While any difficulty to locate the resort (including thoroughfare by dirt roads) may act to turn you off initially, on arrival, you quickly learn how advantageous this is. Even with several villas already filled, it is so beautifully quiet here. Much as I love little ones, without their screaming and shouting, resort mornings are filled instead by the sounds of birds and a warm breeze.
There’s a distinct difference between Nila and its competing resorts, that which lies in the accommodation provided. Here at Nila, you don’t simply pay for a room, but a villa. It’s a home away from home — except better, for its beachfront, and each room is paired with a private bathroom and luxurious spa tub. Owner Mohan has quite obviously put his life and soul into assuring his accommodation stands out. His efforts have certainly not gone to waste.

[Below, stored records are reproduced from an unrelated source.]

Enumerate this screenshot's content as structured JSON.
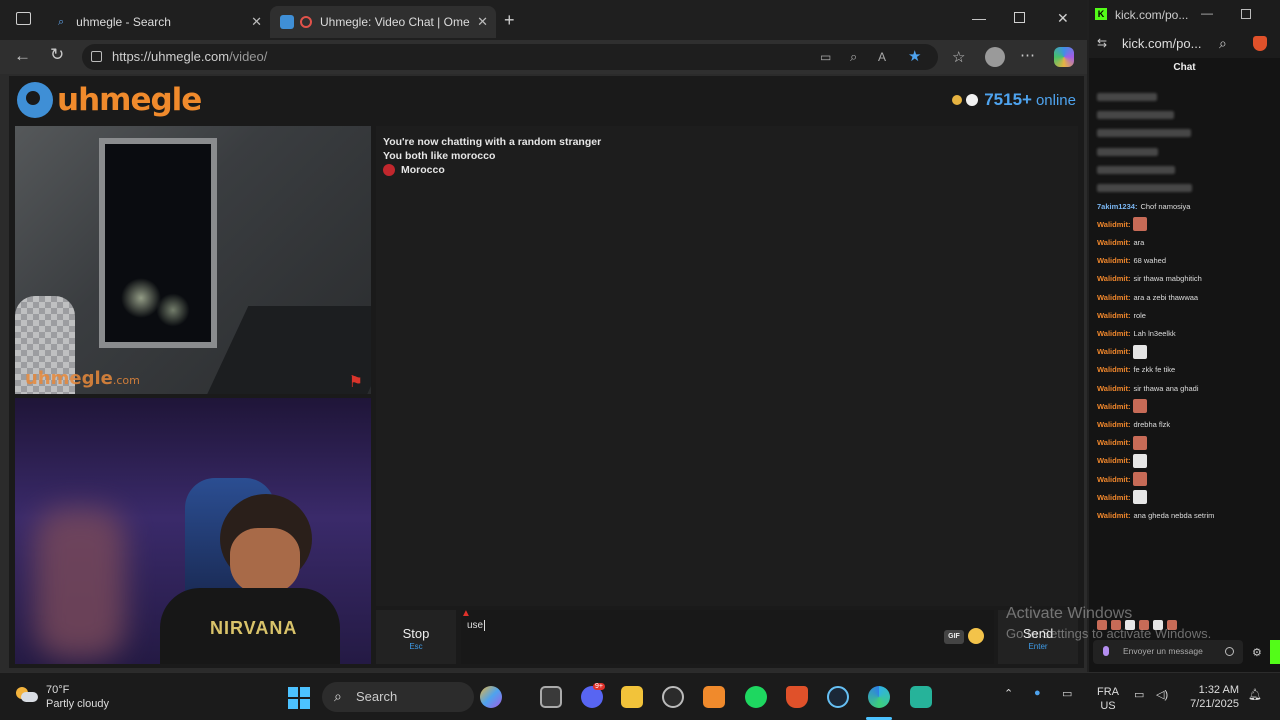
{
  "browser": {
    "tabs": [
      {
        "title": "uhmegle - Search"
      },
      {
        "title": "Uhmegle: Video Chat | Ome"
      }
    ],
    "url_host": "https://uhmegle.com",
    "url_path": "/video/"
  },
  "page": {
    "logo_text": "uhmegle",
    "online_count": "7515+",
    "online_label": "online",
    "watermark_main": "uhmegle",
    "watermark_suffix": ".com",
    "messages": [
      "You're now chatting with a random stranger",
      "You both like morocco"
    ],
    "country": "Morocco",
    "stop_label": "Stop",
    "stop_key": "Esc",
    "input_value": "use",
    "gif_label": "GIF",
    "send_label": "Send",
    "send_key": "Enter",
    "shirt_print": "NIRVANA"
  },
  "activation": {
    "title": "Activate Windows",
    "subtitle": "Go to Settings to activate Windows."
  },
  "kick": {
    "window_title": "kick.com/po...",
    "address": "kick.com/po...",
    "chat_header": "Chat",
    "messages": [
      {
        "user": "",
        "text": "",
        "blurred": true
      },
      {
        "user": "",
        "text": "",
        "blurred": true
      },
      {
        "user": "",
        "text": "",
        "blurred": true
      },
      {
        "user": "",
        "text": "",
        "blurred": true
      },
      {
        "user": "",
        "text": "",
        "blurred": true
      },
      {
        "user": "",
        "text": "",
        "blurred": true
      },
      {
        "user": "7akim1234:",
        "text": "Chof namosiya",
        "blue": true
      },
      {
        "user": "Walidmit:",
        "emote": "r"
      },
      {
        "user": "Walidmit:",
        "text": "ara"
      },
      {
        "user": "Walidmit:",
        "text": "68 wahed"
      },
      {
        "user": "Walidmit:",
        "text": "sir thawa mabghitich"
      },
      {
        "user": "Walidmit:",
        "text": "ara a zebi thawwaa"
      },
      {
        "user": "Walidmit:",
        "text": "role"
      },
      {
        "user": "Walidmit:",
        "text": "Lah ln3eelkk"
      },
      {
        "user": "Walidmit:",
        "emote": "w"
      },
      {
        "user": "Walidmit:",
        "text": "fe zkk fe tike"
      },
      {
        "user": "Walidmit:",
        "text": "sir thawa ana ghadi"
      },
      {
        "user": "Walidmit:",
        "emote": "r"
      },
      {
        "user": "Walidmit:",
        "text": "drebha flzk"
      },
      {
        "user": "Walidmit:",
        "emote": "r"
      },
      {
        "user": "Walidmit:",
        "emote": "w"
      },
      {
        "user": "Walidmit:",
        "emote": "r"
      },
      {
        "user": "Walidmit:",
        "emote": "w"
      },
      {
        "user": "Walidmit:",
        "text": "ana gheda nebda setrim"
      }
    ],
    "input_placeholder": "Envoyer un message"
  },
  "taskbar": {
    "weather_temp": "70°F",
    "weather_desc": "Partly cloudy",
    "search_label": "Search",
    "lang_1": "FRA",
    "lang_2": "US",
    "time": "1:32 AM",
    "date": "7/21/2025",
    "discord_badge": "9+"
  },
  "colors": {
    "accent_blue": "#4ea3ee",
    "logo_orange": "#f08a2c",
    "kick_green": "#53fc18"
  }
}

At Nila Beach Resort, life goes slowly. Or perhaps it goes fast. You don’t notice. You’re on a cloud of your own, accompanied only by blue sky and the beach below. If you’re searching for an ultimate getaway for you and your partner, you’ve found your place. Away from the rush and interruptions of home life, Nila Beach offers a place for just you and your partner — not you and your partner and this person and that task. As we ran for morning swims, and the sun shone on our backs, we heard our voices and little else. I breathed for the first time in a long time. We needed this, I thought.
The evening saw us indulge in exquisite Indian cuisine at Eshaa restaurant (located on-site). A rarity for me (unfortunately, I’m of the picky kind), I ordered some sort of spinach and cream-cheese curry. And low and behold, I loved it! The food was unbelievably flavoursome, the service and the atmosphere, without fault. What’s more, I probably downed about 5 cocktails — they were so explosively colourful and far too drinkable. Ah, holidays, right!?

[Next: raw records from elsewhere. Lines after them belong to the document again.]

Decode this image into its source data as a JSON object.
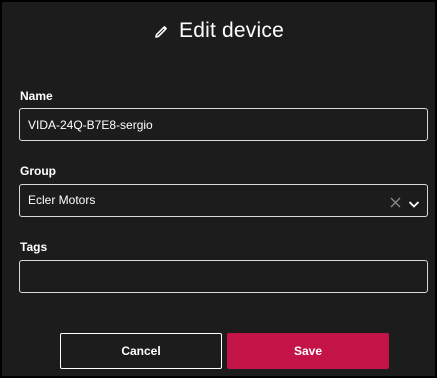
{
  "dialog": {
    "title": "Edit device",
    "title_icon": "pencil-icon"
  },
  "form": {
    "name": {
      "label": "Name",
      "value": "VIDA-24Q-B7E8-sergio"
    },
    "group": {
      "label": "Group",
      "selected": "Ecler Motors",
      "clear_icon": "close-icon",
      "toggle_icon": "chevron-down-icon"
    },
    "tags": {
      "label": "Tags",
      "value": ""
    }
  },
  "actions": {
    "cancel_label": "Cancel",
    "save_label": "Save"
  },
  "colors": {
    "background": "#1c1c1c",
    "field_border": "#d9d9d9",
    "primary": "#c41447",
    "text": "#ffffff"
  }
}
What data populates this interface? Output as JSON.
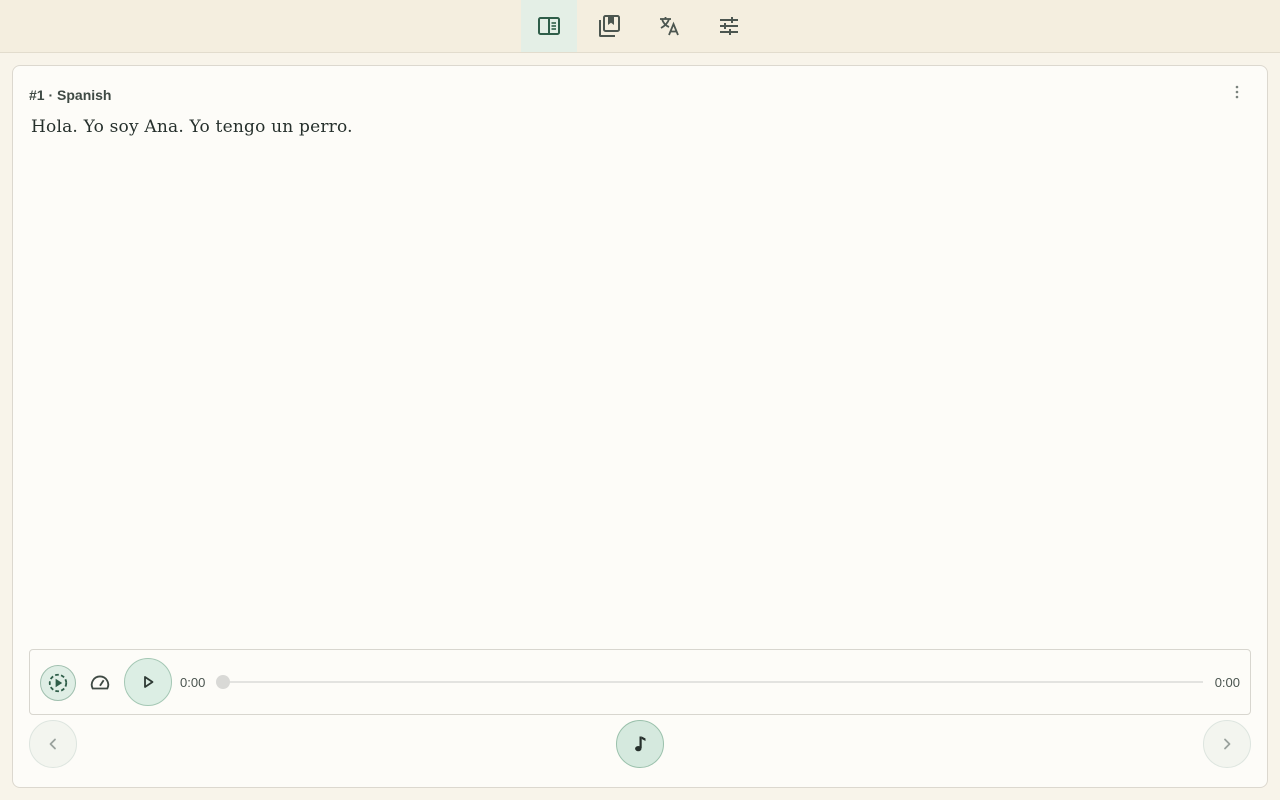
{
  "header": {
    "tabs": [
      {
        "icon": "reader-icon",
        "active": true
      },
      {
        "icon": "library-icon",
        "active": false
      },
      {
        "icon": "translate-icon",
        "active": false
      },
      {
        "icon": "settings-sliders-icon",
        "active": false
      }
    ]
  },
  "card": {
    "title": "#1 · Spanish",
    "text": "Hola. Yo soy Ana. Yo tengo un perro."
  },
  "player": {
    "current_time": "0:00",
    "total_time": "0:00",
    "progress": 0
  },
  "colors": {
    "accent": "#2f5e49",
    "active_tab_bg": "#e4efe6",
    "icon": "#4c5650"
  }
}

There is an abundance of potential here at Nila Beach Resort. If you don’t book your next holiday here, do in a few years time. Mohan plans to expand his grounds across the fronting lagoon. He’s talking sea-top villas, that is, roll-out-of-bed-into-the-water-type accommodation. He pointed to one in the very centre of the lagoon: “One day, you’ll stay here.” I jumped, and told him I couldn’t wait. Mohan has idyllic dreams, I tell you, and I have no doubt he’s the man for making them a reality.
Enjoy your holidays, folks, no matter how they be characterised. With a stay at any of these three places, there’s no way you won’t leave satisfied.